As any beginning homebrewer’s kitchen floor will attest, the brewing process requires a lot of water. Beer is 90 percent water, and including all the water it takes to clean brewing materials and rinse the packaged product, it can take 7 gallons of water to produce one gallon of beer.
“When you talk about beer, you have to talk about water. It’s not as sexy as talking about hops and malt,” said Jason Spaulding, co-owner of Brewery Vivant in Grand Rapids, Mich. “If we don’t look after [our water] long-term, it’s going to directly hurt our industry and our livelihood.”
Congress passed the Clean Water Act in 1972, following a series of high-profile pollution incidents including the Cuyahoga River fire of 1969. Citing recent congressional attempts to tinker with the law or erode the Environmental Protection Agency’s authority to enforce clean water provisions, NRDC’s senior policy analyst Karen Hobbs said the coalition of brewers isn’t united for or against any particular policy proposal.
“We’re hoping to work with the brewers to have a consistent industry voice in support of clean water,” Hobbs said. “Some brewers will want to enter into specific policy issues.”
Two supreme court decisions in 2001 and 2006 questioned the EPA’s jurisdiction to enforce the Clean Water Act. The agency and the U.S. Army Corps of Engineers are waiting for clarification from the Obama administration before they enter into legal battles over water pollution where the legal definition of what waters are covered in the act is unclear. In Arizona, for example, storm water containing grease and oil from nearby construction sites pours into the San Pedro River for only part of the year. Since the tributaries carrying pollution do not flow year-round, the EPA dropped its enforcement efforts there to avoid a long and costly legal battle.
The bottom line for the nation’s craft brewers and their customers, however, is straightforward.
“If your water’s not good, your beer’s not going to be good,” Spaulding said.
Goose Island uses more than 18 million gallons of water each year, racking up a hefty water bill. Some large water users negotiate for a flat monthly fee for water, but many craft breweries, including Goose Island, pay a monthly rate based on how much water they actually use. Like any ratepayer in Chicago, Goose Island gets their water from Lake Michigan.
“Lake Michigan water has a really great chemical content to it to use as your blank canvas,” said Goose Island’s Ian Hughes.

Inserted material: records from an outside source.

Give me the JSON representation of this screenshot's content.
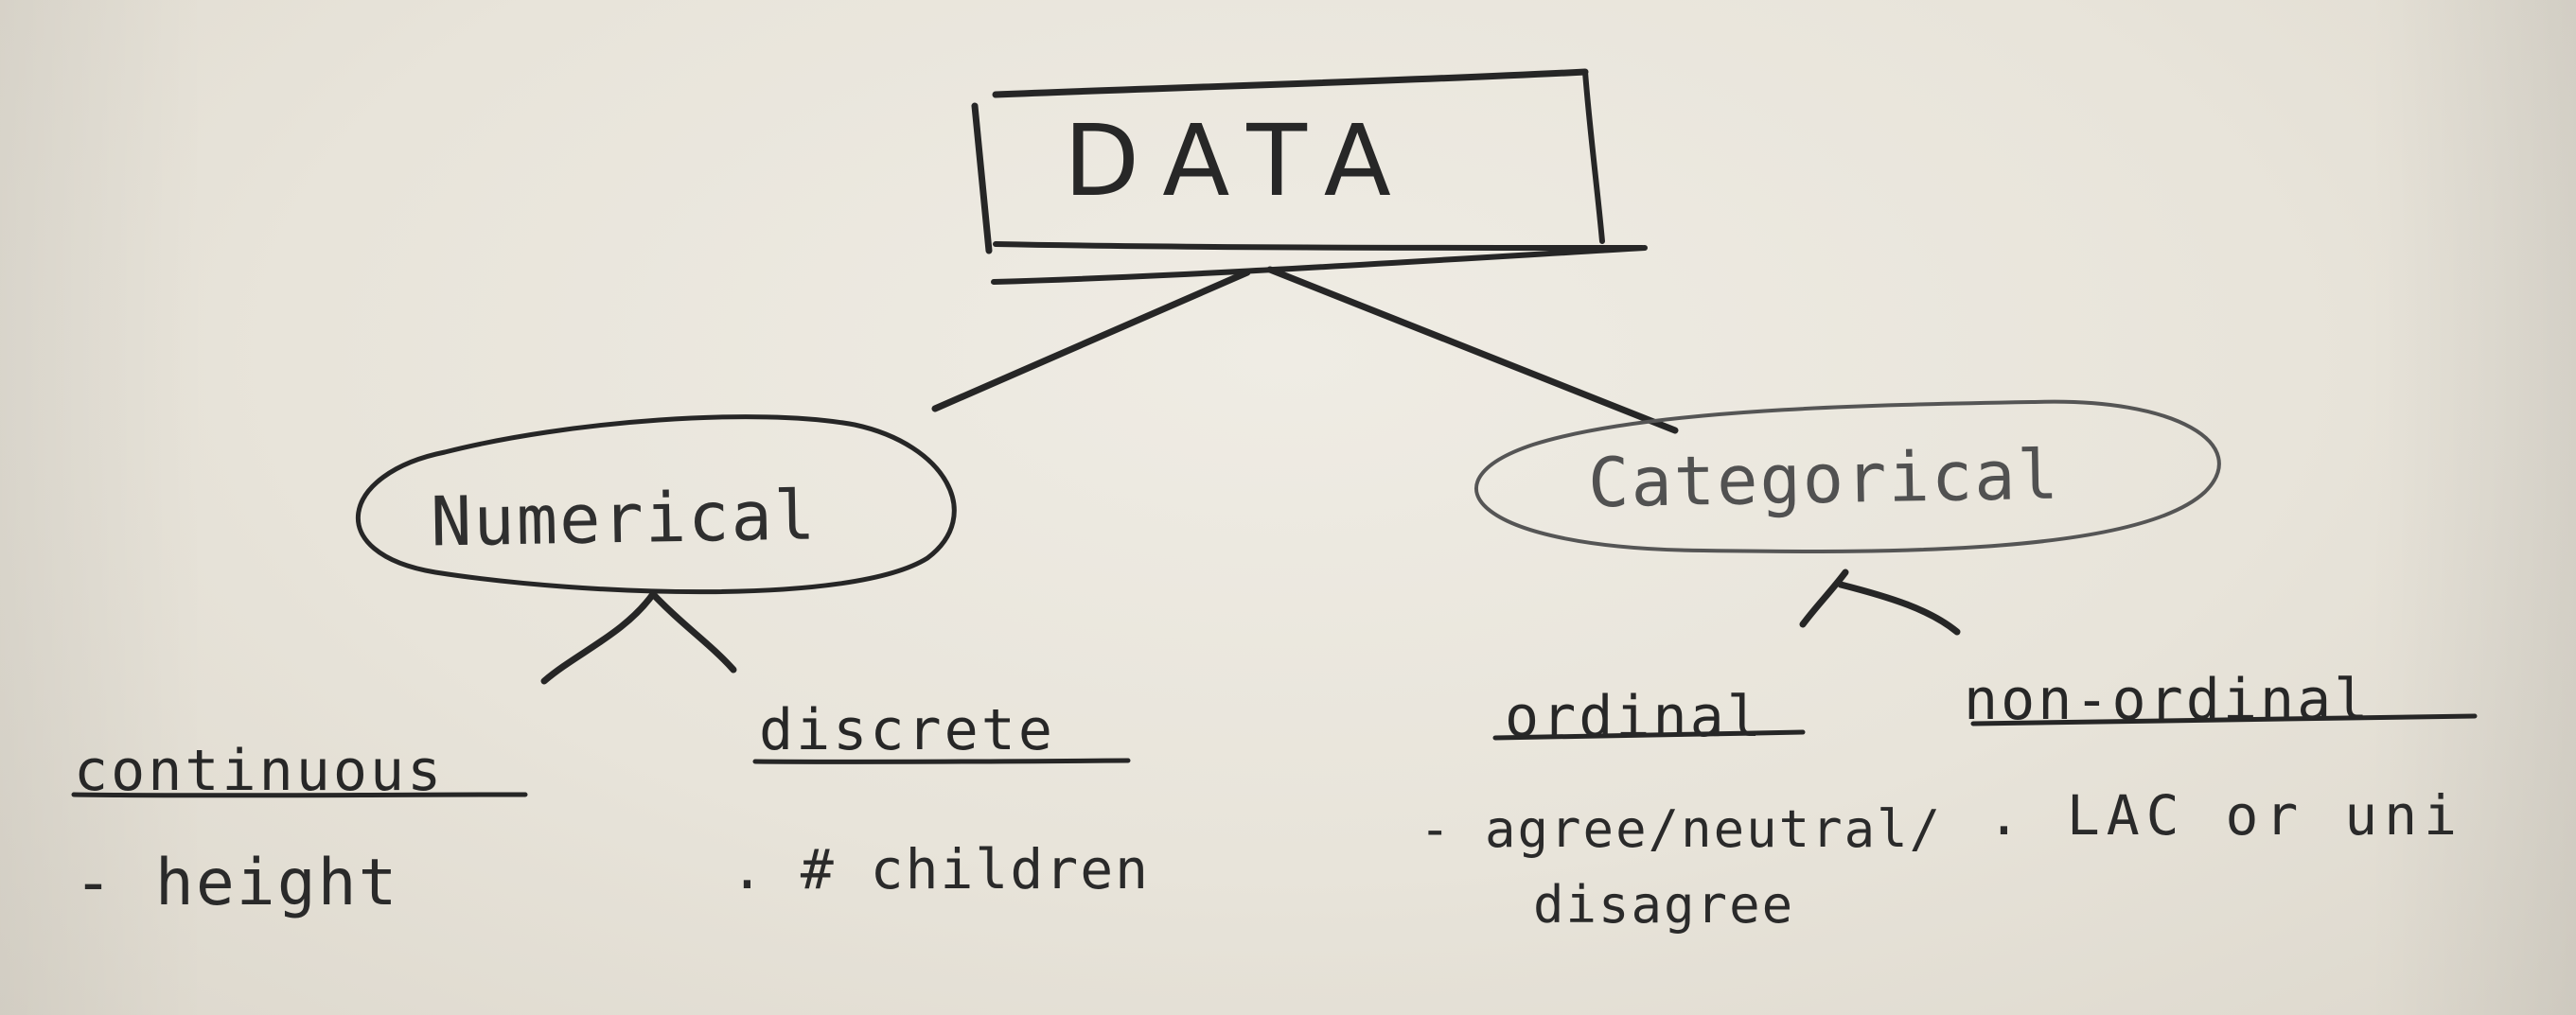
{
  "diagram": {
    "root": {
      "label": "DATA"
    },
    "branches": [
      {
        "label": "Numerical",
        "children": [
          {
            "label": "continuous",
            "example": "- height"
          },
          {
            "label": "discrete",
            "example": ". # children"
          }
        ]
      },
      {
        "label": "Categorical",
        "children": [
          {
            "label": "ordinal",
            "example_line1": "- agree/neutral/",
            "example_line2": "disagree"
          },
          {
            "label": "non-ordinal",
            "example": ". LAC or uni"
          }
        ]
      }
    ]
  }
}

Like many breweries, Goose Island is pursuing water conservation efforts, reusing water that rinses beer bottles after they’ve been filled and commissioning a life-cycle assessment of their product’s environmental footprint.
Despite some recent rate hikes, water in the Great Lakes region is among the cheapest in the country. Even where rates are higher, many argue they don’t reflect the true cost of water. If ensuring clean water costs more, Brewery Vivant’s Spaulding said he is prepared to pay.
“That’s a cost we’d be happy to pay,” he said. “Without that clean water you don’t have a viable business.”